Весь свой отпуск мама просидела дома, перечитывая книги, в основном классику, и получала от этого огромное удовольствие. Когда я приходила с работы, то заставала её довольную и умиротворённую.
– Перечитываю Тургенева, Гончарова, Гоголя. Кое-что аж со школы в руки не брала. А зря. Давно надо было перечитать не по необходимости, как тогда, а просто так. Совсем другое дело! Например, ты не поверишь! «Отцы и дети».
– Ты серьёзно, что ли? – удивлялась я, ещё помнившая тошнотворный разбор Тургенева на уроках литературы.
– Да! Когда-нибудь ты перечитаешь и увидишь, как это здорово! Советские учителя литературы были вредителями! Из-за них только под старость проникаешься…
– Хм.
– Поверь. Белка, не повторяй моей ошибки: читай, перечитывай школьную программу, найди на это время.
Не нашла и не очень искала. Но всё же повторила мамин путь – наслаждаюсь теперь, почти в том же возрасте, какой была мама тогда. Не считаю это ошибкой: всему своё время.
В конце августа, в тот самый день, мы вдвоём помянули папу. Девять лет.
– Уже девять лет без него, – сказала мама. – Думала, не выдержу и года.
Мамин отпуск закончился, наступил сентябрь. И маму как-то сразу закрутила работа – жёстко, безжалостно. В начале учебного года дети массово взялись простужаться, болеть, плюс навалились дела в руководстве страховой компании – нагрузка оказалась чересчур. Мама каждый день возвращалась с работы всё более вымотанная, будто и не было у неё никакого отпуска.

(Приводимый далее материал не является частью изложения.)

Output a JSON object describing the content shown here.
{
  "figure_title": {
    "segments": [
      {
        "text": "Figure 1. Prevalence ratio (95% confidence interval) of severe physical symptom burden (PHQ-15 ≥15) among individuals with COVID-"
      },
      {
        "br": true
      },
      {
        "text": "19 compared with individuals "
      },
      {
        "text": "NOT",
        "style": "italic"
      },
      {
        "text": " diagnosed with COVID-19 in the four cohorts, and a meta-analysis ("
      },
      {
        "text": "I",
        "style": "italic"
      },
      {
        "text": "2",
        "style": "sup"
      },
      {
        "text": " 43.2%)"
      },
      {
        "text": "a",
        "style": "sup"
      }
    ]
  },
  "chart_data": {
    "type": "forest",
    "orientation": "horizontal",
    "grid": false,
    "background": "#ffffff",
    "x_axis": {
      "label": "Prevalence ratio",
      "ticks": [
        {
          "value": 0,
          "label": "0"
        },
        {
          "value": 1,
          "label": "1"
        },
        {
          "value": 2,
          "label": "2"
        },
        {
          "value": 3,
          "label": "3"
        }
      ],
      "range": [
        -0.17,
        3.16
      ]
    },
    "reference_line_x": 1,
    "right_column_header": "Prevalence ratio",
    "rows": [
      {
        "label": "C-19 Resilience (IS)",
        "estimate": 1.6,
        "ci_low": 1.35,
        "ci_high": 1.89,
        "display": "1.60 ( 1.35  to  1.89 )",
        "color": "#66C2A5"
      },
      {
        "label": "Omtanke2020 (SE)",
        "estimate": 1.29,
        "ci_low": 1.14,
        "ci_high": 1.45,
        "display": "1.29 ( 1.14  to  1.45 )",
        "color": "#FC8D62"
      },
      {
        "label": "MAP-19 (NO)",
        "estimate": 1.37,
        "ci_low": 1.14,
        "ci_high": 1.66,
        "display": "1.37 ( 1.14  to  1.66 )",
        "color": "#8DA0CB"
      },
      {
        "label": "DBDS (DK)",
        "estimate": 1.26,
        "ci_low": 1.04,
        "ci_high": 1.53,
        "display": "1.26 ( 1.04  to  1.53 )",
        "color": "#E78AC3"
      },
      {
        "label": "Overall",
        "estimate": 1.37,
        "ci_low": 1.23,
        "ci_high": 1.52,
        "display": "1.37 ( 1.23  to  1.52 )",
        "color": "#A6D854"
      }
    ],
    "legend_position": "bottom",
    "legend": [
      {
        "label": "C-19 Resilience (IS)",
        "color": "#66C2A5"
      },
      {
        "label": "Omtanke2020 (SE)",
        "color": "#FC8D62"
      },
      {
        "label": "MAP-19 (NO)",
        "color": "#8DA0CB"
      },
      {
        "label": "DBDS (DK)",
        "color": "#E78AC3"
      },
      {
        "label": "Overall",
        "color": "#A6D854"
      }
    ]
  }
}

– Эпидемия, что ли? – тревожилась я, глядя на начавшую сдавать маму. Вокруг глаз резко обозначилась густая сеточка морщин, появились тёмные круги, уголки губ непривычно опустились – мамино выражение лица никогда не было горестным, скорее, наоборот – всегда готовым к улыбке. – Почему вдруг так много работы?
Мама пожала плечами.
– Да нет… как обычно. Во мне дело, я что-то не тяну.
– Сердце?
– Устаю очень. Может, и сердце. Но я принимаю все лекарства, ты не беспокойся.

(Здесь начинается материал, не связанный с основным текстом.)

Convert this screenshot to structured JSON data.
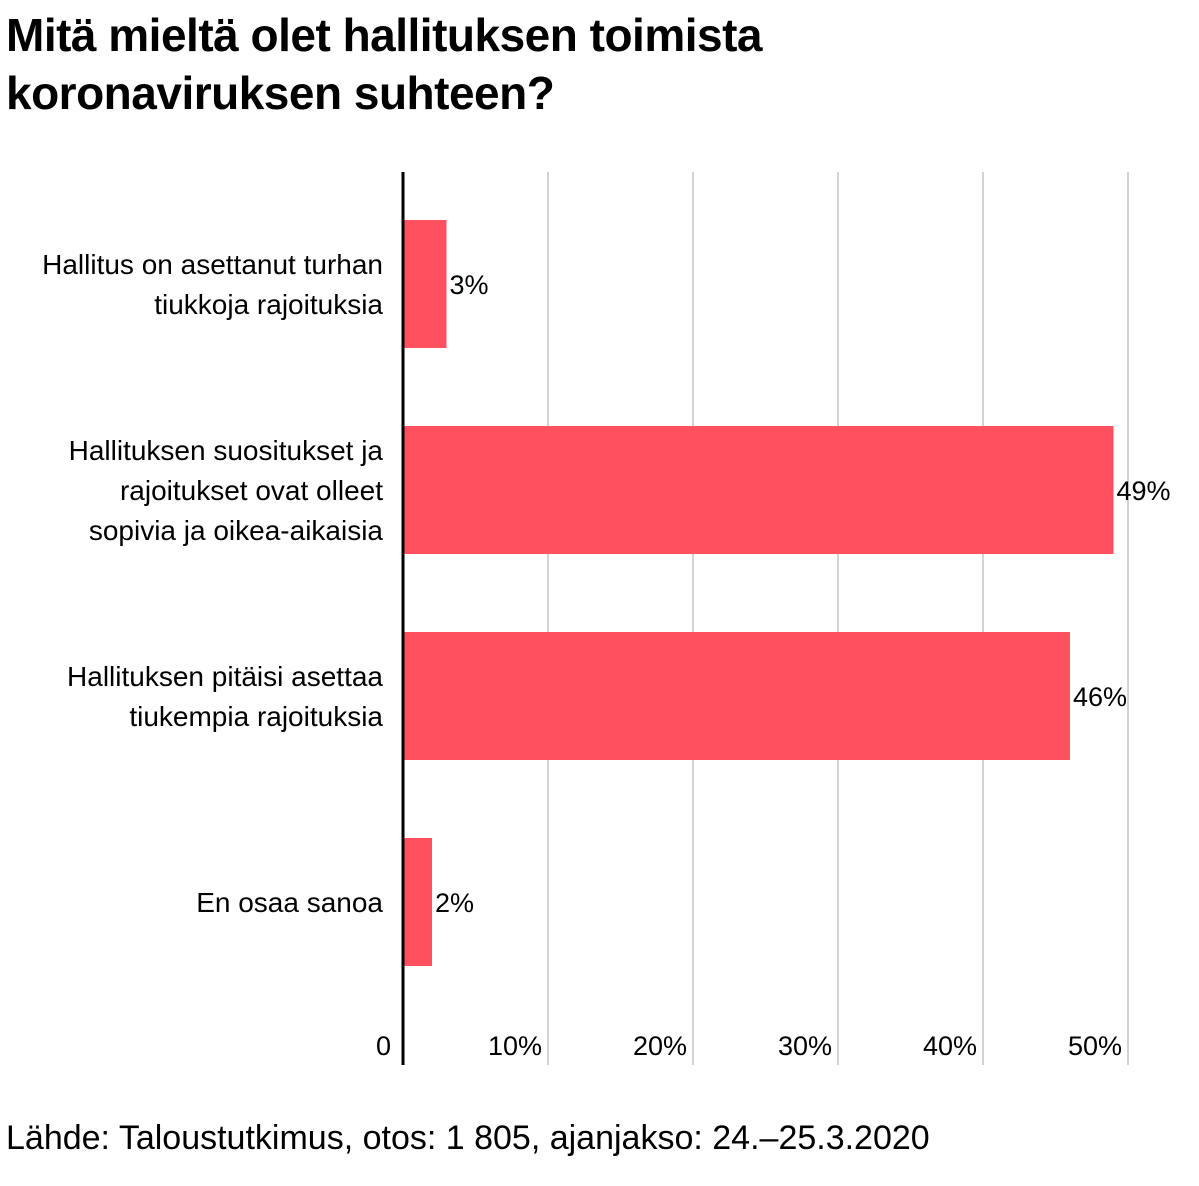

Помню тот вечер. Мы сидели в большой комнате, что-то смотрели по телевизору. К дивану подошёл Фимка и очень грузно на него запрыгнул. В последнее время он стал менее шустрым, чем прежде, перестал играть, а спал по двадцать три часа в сутки.
Мама положила его себе на колени и начала чесать за ушком. Фимка зажмурился и заурчал.
– Старенький совсем. Шестнадцать лет…
– Но он здоров, с ним всё в порядке, – меня пугала эта тема, не хотелось вообще о таком говорить.
– Здоровый. Старичок, – мама потёрлась носом о Фимкин затылок. – Не представляю, что будет, когда он…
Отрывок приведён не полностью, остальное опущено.